• 365 days of NTREIS-reported lease data for 1005 properties leased prior to October 1, 2017 were used for estimates.  No adjustment for inflation was made as rent has consistently averaged 77₵ per square foot over the last 12 months.
  • Model only looks at single-family homes.  
  • Bedrooms, full baths and covered parking spaces are measured linearly, i.e. each additional bedroom adds $94.15 to rent, each full bathroom adds $163.10, each covered parking stall adds $41.89.  One could say that a two-car garage adds $83.78 to rent.

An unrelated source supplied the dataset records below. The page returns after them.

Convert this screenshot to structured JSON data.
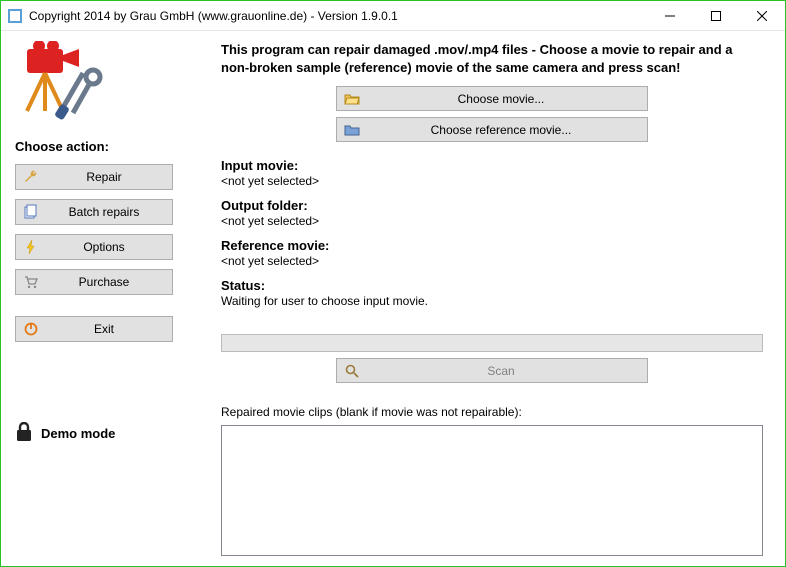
{
  "title": "Copyright 2014 by Grau GmbH (www.grauonline.de) - Version 1.9.0.1",
  "sidebar": {
    "heading": "Choose action:",
    "buttons": {
      "repair": "Repair",
      "batch": "Batch repairs",
      "options": "Options",
      "purchase": "Purchase",
      "exit": "Exit"
    },
    "demo_mode": "Demo mode"
  },
  "main": {
    "intro": "This program can repair damaged .mov/.mp4 files - Choose a movie to repair and a non-broken sample (reference) movie of the same camera and press scan!",
    "choose_movie": "Choose movie...",
    "choose_reference": "Choose reference movie...",
    "input_label": "Input movie:",
    "input_value": "<not yet selected>",
    "output_label": "Output folder:",
    "output_value": "<not yet selected>",
    "reference_label": "Reference movie:",
    "reference_value": "<not yet selected>",
    "status_label": "Status:",
    "status_value": "Waiting for user to choose input movie.",
    "scan": "Scan",
    "results_label": "Repaired movie clips (blank if movie was not repairable):"
  }
}
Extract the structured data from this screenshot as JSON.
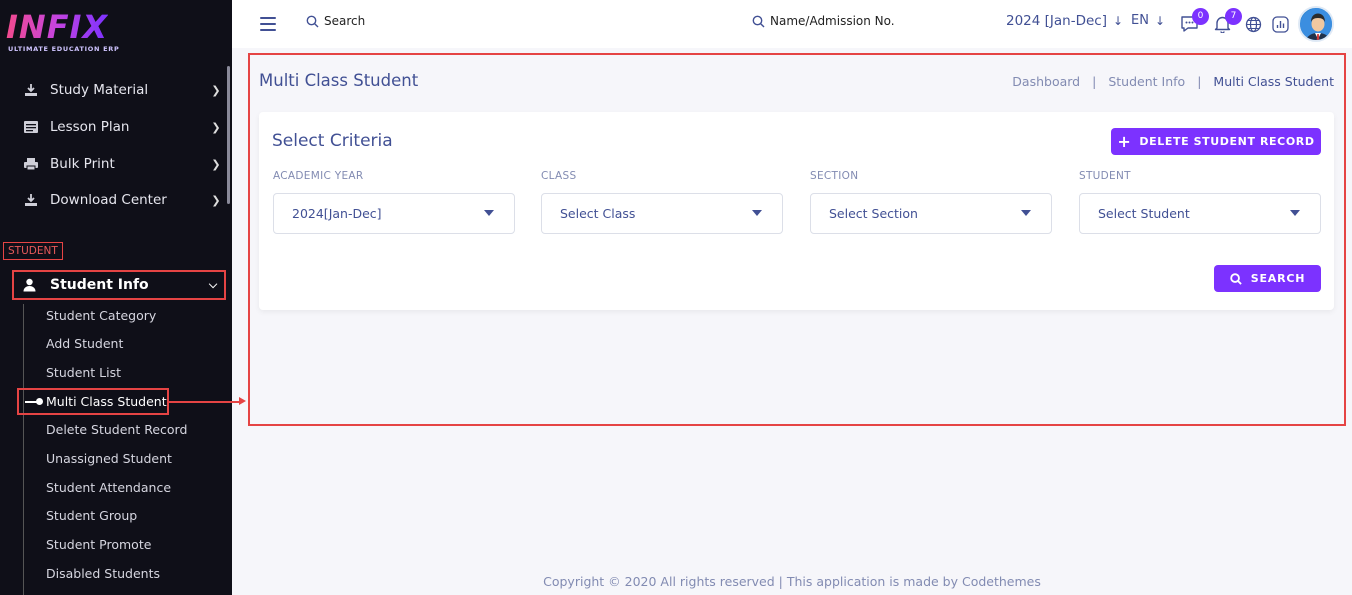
{
  "brand": {
    "logo_text": "INFIX",
    "tagline": "ULTIMATE EDUCATION ERP"
  },
  "sidebar": {
    "items": [
      {
        "label": "Study Material",
        "icon": "download-icon"
      },
      {
        "label": "Lesson Plan",
        "icon": "list-icon"
      },
      {
        "label": "Bulk Print",
        "icon": "printer-icon"
      },
      {
        "label": "Download Center",
        "icon": "download-icon"
      }
    ],
    "section_label": "STUDENT",
    "student_info": {
      "label": "Student Info",
      "icon": "user-icon"
    },
    "sub_items": [
      "Student Category",
      "Add Student",
      "Student List",
      "Multi Class Student",
      "Delete Student Record",
      "Unassigned Student",
      "Student Attendance",
      "Student Group",
      "Student Promote",
      "Disabled Students"
    ],
    "active_sub": "Multi Class Student"
  },
  "topbar": {
    "search_label": "Search",
    "name_search_label": "Name/Admission No.",
    "academic_year": "2024 [Jan-Dec]",
    "language": "EN",
    "messages_count": "0",
    "notifications_count": "7"
  },
  "page": {
    "title": "Multi Class Student",
    "breadcrumb": [
      "Dashboard",
      "Student Info",
      "Multi Class Student"
    ]
  },
  "criteria": {
    "title": "Select Criteria",
    "delete_button": "DELETE STUDENT RECORD",
    "fields": [
      {
        "label": "ACADEMIC YEAR",
        "value": "2024[Jan-Dec]"
      },
      {
        "label": "CLASS",
        "value": "Select Class"
      },
      {
        "label": "SECTION",
        "value": "Select Section"
      },
      {
        "label": "STUDENT",
        "value": "Select Student"
      }
    ],
    "search_button": "SEARCH"
  },
  "footer": {
    "text": "Copyright © 2020 All rights reserved | This application is made by Codethemes"
  },
  "colors": {
    "accent": "#7c32ff",
    "sidebar_bg": "#0f0f18",
    "highlight": "#e54444",
    "text": "#415094"
  }
}
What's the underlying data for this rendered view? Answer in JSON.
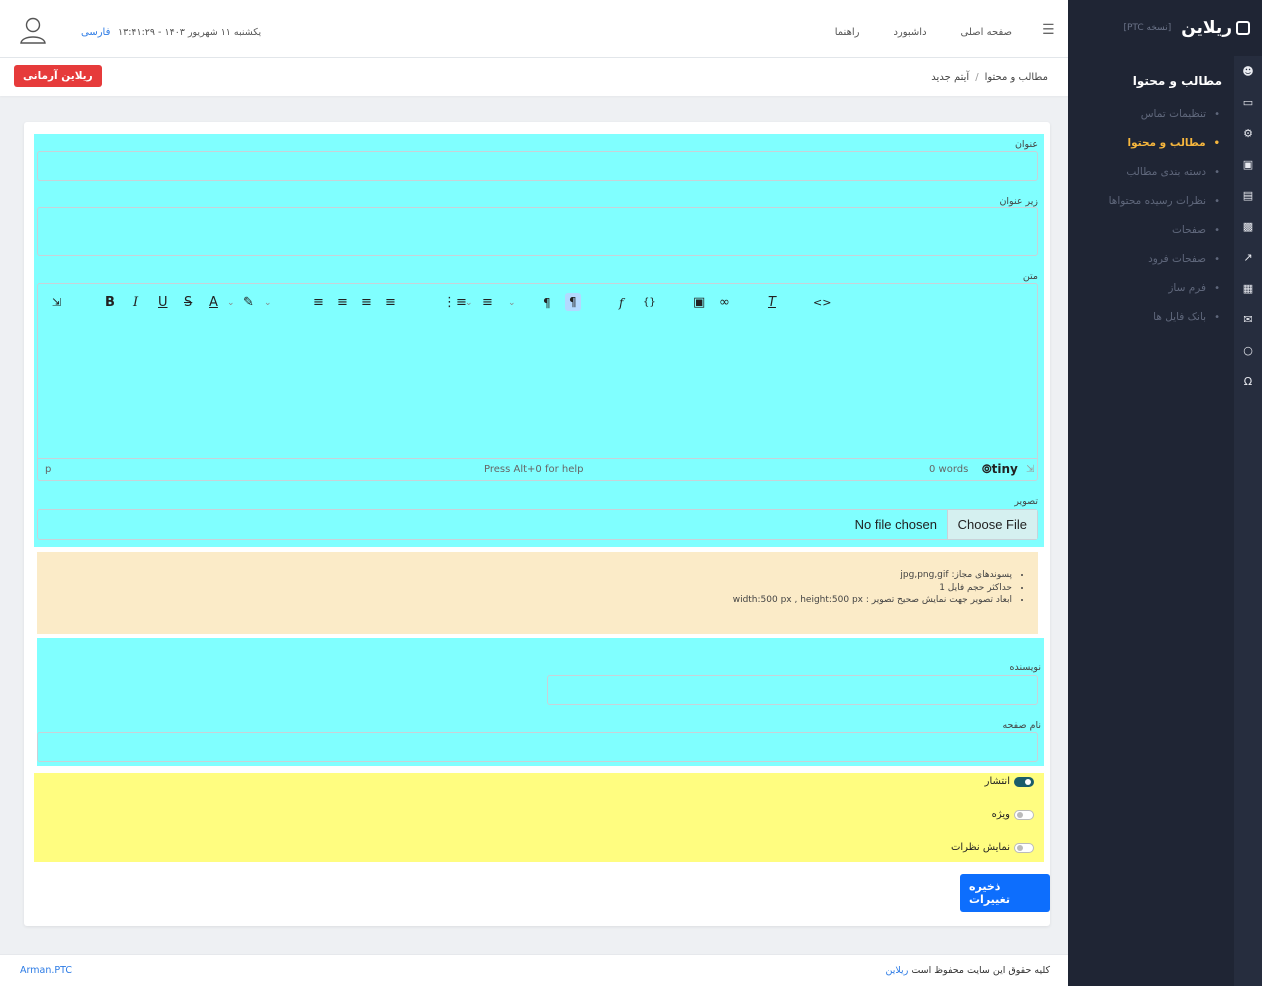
{
  "sidebar": {
    "logo_text": "ریلاین",
    "logo_sub": "[نسخه PTC]",
    "section_title": "مطالب و محتوا",
    "items": [
      {
        "label": "تنظیمات تماس",
        "active": false
      },
      {
        "label": "مطالب و محتوا",
        "active": true
      },
      {
        "label": "دسته بندی مطالب",
        "active": false
      },
      {
        "label": "نظرات رسیده محتواها",
        "active": false
      },
      {
        "label": "صفحات",
        "active": false
      },
      {
        "label": "صفحات فرود",
        "active": false
      },
      {
        "label": "فرم ساز",
        "active": false
      },
      {
        "label": "بانک فایل ها",
        "active": false
      }
    ],
    "rail_icons": [
      "users-icon",
      "monitor-icon",
      "gear-icon",
      "basket-icon",
      "newspaper-icon",
      "image-icon",
      "chart-icon",
      "document-icon",
      "mail-icon",
      "chat-icon",
      "headset-icon"
    ]
  },
  "topbar": {
    "nav": [
      "صفحه اصلی",
      "داشبورد",
      "راهنما"
    ],
    "datetime": "یکشنبه ۱۱ شهریور ۱۴۰۳ - ۱۳:۴۱:۲۹",
    "language": "فارسی"
  },
  "subbar": {
    "breadcrumb_parent": "مطالب و محتوا",
    "breadcrumb_sep": "/",
    "breadcrumb_current": "آیتم جدید",
    "brand_button": "ریلاین آرمانی"
  },
  "form": {
    "title_label": "عنوان",
    "subtitle_label": "زیر عنوان",
    "body_label": "متن",
    "image_label": "تصویر",
    "choose_file": "Choose File",
    "no_file": "No file chosen",
    "hints": [
      "پسوندهای مجاز: jpg,png,gif",
      "حداکثر حجم فایل 1",
      "ابعاد تصویر جهت نمایش صحیح تصویر : width:500 px , height:500 px"
    ],
    "author_label": "نویسنده",
    "page_name_label": "نام صفحه",
    "toggles": [
      {
        "label": "انتشار",
        "on": true
      },
      {
        "label": "ویژه",
        "on": false
      },
      {
        "label": "نمایش نظرات",
        "on": false
      }
    ],
    "save_button": "ذخیره تغییرات"
  },
  "editor": {
    "status_path": "p",
    "status_help": "Press Alt+0 for help",
    "word_count": "0 words",
    "brand": "tiny"
  },
  "footer": {
    "left": "Arman.PTC",
    "right_text": "کلیه حقوق این سایت محفوظ است",
    "right_link": "ریلاین"
  },
  "colors": {
    "sidebar_bg": "#1f2534",
    "active_menu": "#f6b63d",
    "highlight_cyan": "#80ffff",
    "highlight_yellow": "#fffd80",
    "warning_bg": "#fbebc8",
    "save_blue": "#0d6efd",
    "brand_red": "#e63b3b"
  }
}
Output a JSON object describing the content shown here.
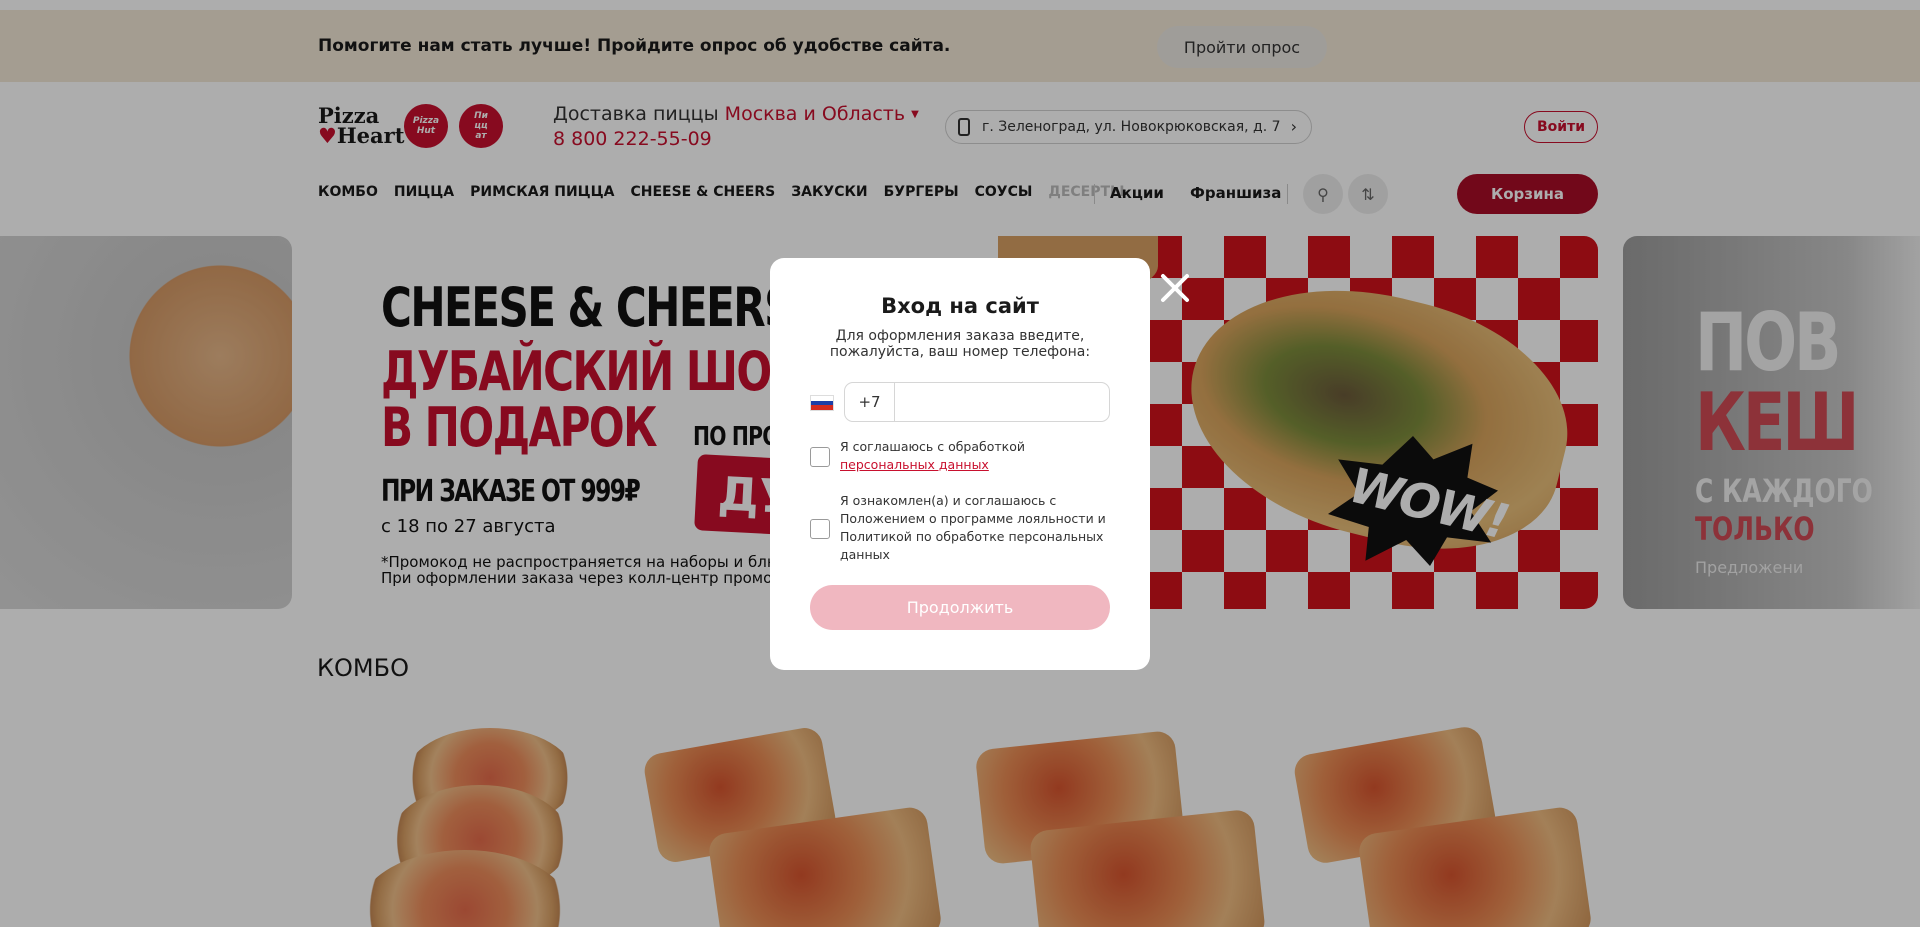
{
  "survey": {
    "text": "Помогите нам стать лучше! Пройдите опрос об удобстве сайта.",
    "button": "Пройти опрос"
  },
  "header": {
    "logo_line1": "Pizza",
    "logo_line2": "Heart",
    "delivery_label": "Доставка пиццы",
    "city": "Москва и Область",
    "phone": "8 800 222-55-09",
    "address": "г. Зеленоград, ул. Новокрюковская, д. 7",
    "login": "Войти"
  },
  "nav": {
    "items": [
      "КОМБО",
      "ПИЦЦА",
      "РИМСКАЯ ПИЦЦА",
      "CHEESE & CHEERS",
      "ЗАКУСКИ",
      "БУРГЕРЫ",
      "СОУСЫ",
      "ДЕСЕРТЫ"
    ],
    "promo": "Акции",
    "franchise": "Франшиза",
    "cart": "Корзина"
  },
  "banner": {
    "title1": "CHEESE & CHEERS",
    "title2": "ДУБАЙСКИЙ ШОКОЛАД",
    "title3": "В ПОДАРОК",
    "subtitle": "ПРИ ЗАКАЗЕ ОТ 999₽",
    "dates": "с 18 по 27 августа",
    "fine1": "*Промокод не распространяется на наборы и блюда по",
    "fine2": "При оформлении заказа через колл-центр промокод не",
    "promo_label": "ПО ПРО",
    "promo_code": "ДУ",
    "sticker": "WOW!"
  },
  "right_banner": {
    "t1": "ПОВ",
    "t2": "КЕШ",
    "t3": "С КАЖДОГО",
    "t4": "ТОЛЬКО",
    "t5": "Предложени"
  },
  "section": {
    "title": "КОМБО"
  },
  "modal": {
    "title": "Вход на сайт",
    "subtitle": "Для оформления заказа введите, пожалуйста, ваш номер телефона:",
    "country_code": "+7",
    "phone_value": "",
    "checkbox1_text": "Я соглашаюсь с обработкой ",
    "checkbox1_link": "персональных данных",
    "checkbox2_text": "Я ознакомлен(а) и соглашаюсь с Положением о программе лояльности и Политикой по обработке персональных данных",
    "continue": "Продолжить"
  },
  "colors": {
    "brand_red": "#c8102e",
    "cart_red": "#a80d27",
    "survey_bg": "#f2e7d6",
    "disabled_button": "#f0b7c0"
  },
  "icons": [
    "phone-icon",
    "chevron-right-icon",
    "search-icon",
    "sort-icon",
    "close-icon",
    "flag-ru-icon"
  ]
}
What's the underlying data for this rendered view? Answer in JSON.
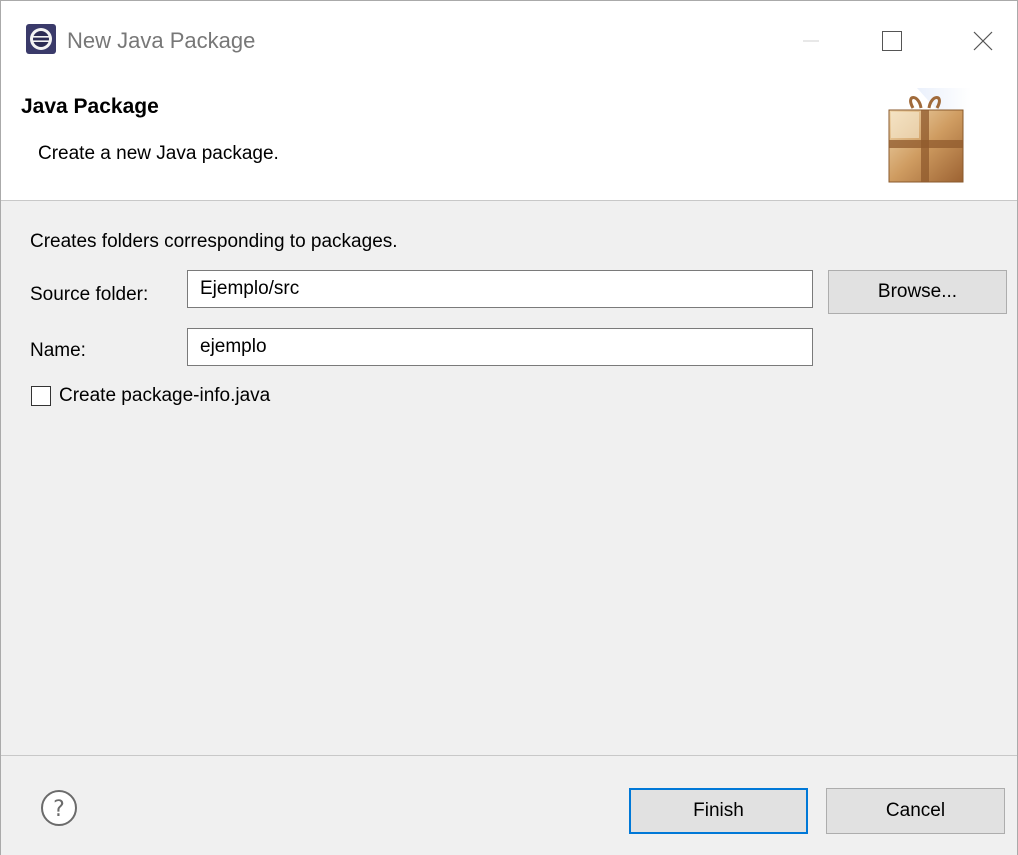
{
  "window": {
    "title": "New Java Package",
    "icon": "eclipse-icon"
  },
  "banner": {
    "title": "Java Package",
    "description": "Create a new Java package.",
    "image": "package-gift-icon"
  },
  "form": {
    "description": "Creates folders corresponding to packages.",
    "source_folder_label": "Source folder:",
    "source_folder_value": "Ejemplo/src",
    "browse_label": "Browse...",
    "name_label": "Name:",
    "name_value": "ejemplo",
    "package_info_label": "Create package-info.java",
    "package_info_checked": false
  },
  "footer": {
    "help_icon": "help-icon",
    "finish_label": "Finish",
    "cancel_label": "Cancel"
  },
  "colors": {
    "default_button_border": "#0078d7",
    "dialog_background": "#f0f0f0"
  }
}
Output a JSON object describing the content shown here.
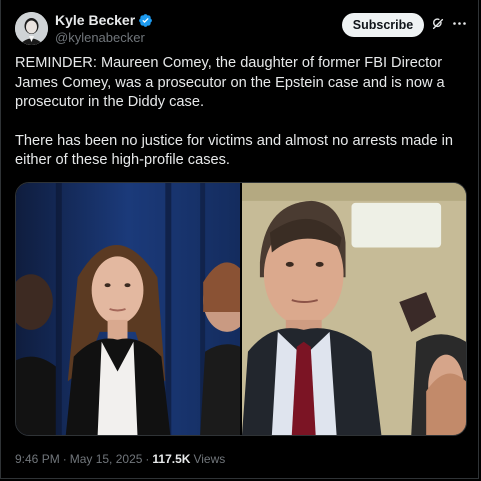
{
  "author": {
    "name": "Kyle Becker",
    "handle": "@kylenabecker",
    "verified": true
  },
  "actions": {
    "subscribe_label": "Subscribe",
    "grok_icon": "grok-icon",
    "more_icon": "more-icon"
  },
  "tweet": {
    "paragraphs": [
      "REMINDER: Maureen Comey, the daughter of former FBI Director James Comey, was a prosecutor on the Epstein case and is now a prosecutor in the Diddy case.",
      "There has been no justice for victims and almost no arrests made in either of these high-profile cases."
    ]
  },
  "media": {
    "photos": [
      {
        "alt_icon": "photo-woman"
      },
      {
        "alt_icon": "photo-man"
      }
    ]
  },
  "meta": {
    "time": "9:46 PM",
    "separator": "·",
    "date": "May 15, 2025",
    "separator2": "·",
    "views_count": "117.5K",
    "views_label": "Views"
  },
  "colors": {
    "background": "#000000",
    "text": "#e7e9ea",
    "secondary": "#71767b",
    "verified": "#1d9bf0"
  }
}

  • Age and square footage are measured cuvilinearly.  It is assumed that increased square footage causes rent to increase at a decreasing rate, i.e. the 1001th sqft is worth more than the 2001th square foot.  It is assumed that age causes rent to decrease at a decreasing rate.  This is akin to a new car - a car loses the most value when you drive it off the lot, but difference in value between an 11 or 10 year old car is negligible.  The same is true for a 60 or a 55 year old house - this model estimates a 95₵ loss in rent for the extra five years.   The table that follows captures the estimated gain in rent for square footage and the decline in rent for age: 
rent and sqft.jpg
  • Elementary school district completes the estimation of rent landlords can charge.  Martinez, Ortiz, and Reagan elementary schools are statistically insignificant in explaining rent.  In the case of these schools, this may suggest that securing basic needs - like housing - comes before other considerations like shopping for the best school.  Martinez, Reagan and Ortiz serve large populations of economically disadvantaged students.  Options limited by diminished income may explain why these districts offer no statistically relevant contribution to monthly rent for rentals.   
  • The contribution of elementary school to rent was correlated with the percent of economically disadvantaged students and the 2017 TEA Accountability scores for each campus.  There is a significant negative correlation between rent and the percent economically disadvantaged and lesser, but positive correlation between rent and TEA Accountability scores.